Browse and organize memory objects in a visual folder hierarchy. The Explorer provides a file-system-like interface for navigating large knowledge bases.

  1. Define types (schemas). Create schemas that describe the structure of your organizational knowledge — fields, property types, and validation rules.

  2. Create objects conforming to types. Add objects manually or import them from documents. Each object is an instance of a schema and contains actual business data.

  3. Connect objects via edges in the graph. Link related objects with typed relationships. A FAQ entry can reference a product; a troubleshooting guide can link to known symptoms.
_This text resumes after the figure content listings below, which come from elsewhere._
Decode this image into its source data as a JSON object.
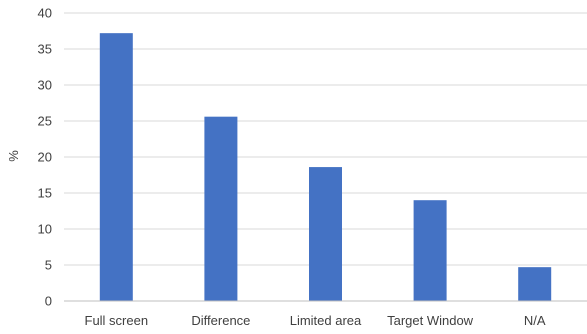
{
  "chart_data": {
    "type": "bar",
    "title": "",
    "xlabel": "",
    "ylabel": "%",
    "categories": [
      "Full screen",
      "Difference",
      "Limited area",
      "Target Window",
      "N/A"
    ],
    "values": [
      37.2,
      25.6,
      18.6,
      14.0,
      4.7
    ],
    "ylim": [
      0,
      40
    ],
    "yticks": [
      0,
      5,
      10,
      15,
      20,
      25,
      30,
      35,
      40
    ],
    "grid": true,
    "legend": "none",
    "colors": {
      "bar": "#4472C4",
      "grid": "#D9D9D9",
      "axis": "#BFBFBF",
      "text": "#404040"
    }
  }
}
  4. Agents query memory at runtime. During conversations, agents use semantic search and graph traversal to find relevant context — no pre-built prompts required.

Use caseDescription
Troubleshooting guidesStep-by-step resolution procedures linked to symptoms and error codes
Product catalogsStructured product information with specifications, pricing, and related documentation
FAQ databasesQuestion-answer pairs organized by topic, searchable by agents during support conversations
Process documentationStandard operating procedures and workflows that agents can reference and walk users through
Customer informationAccount details, service history, and preferences that provide personalized context

Agents interact with memory through dedicated tools during conversations:

  • queryMemory — semantic search across all memory objects, filtered by type and content. Agents use this to find relevant information based on the user’s question.
  • neighborhoodRag — retrieval-augmented generation that walks the knowledge graph from a known object, finding contextually related information by traversing edges.
  • storeObject — save new knowledge into memory during a conversation, allowing agents to capture information for future reference.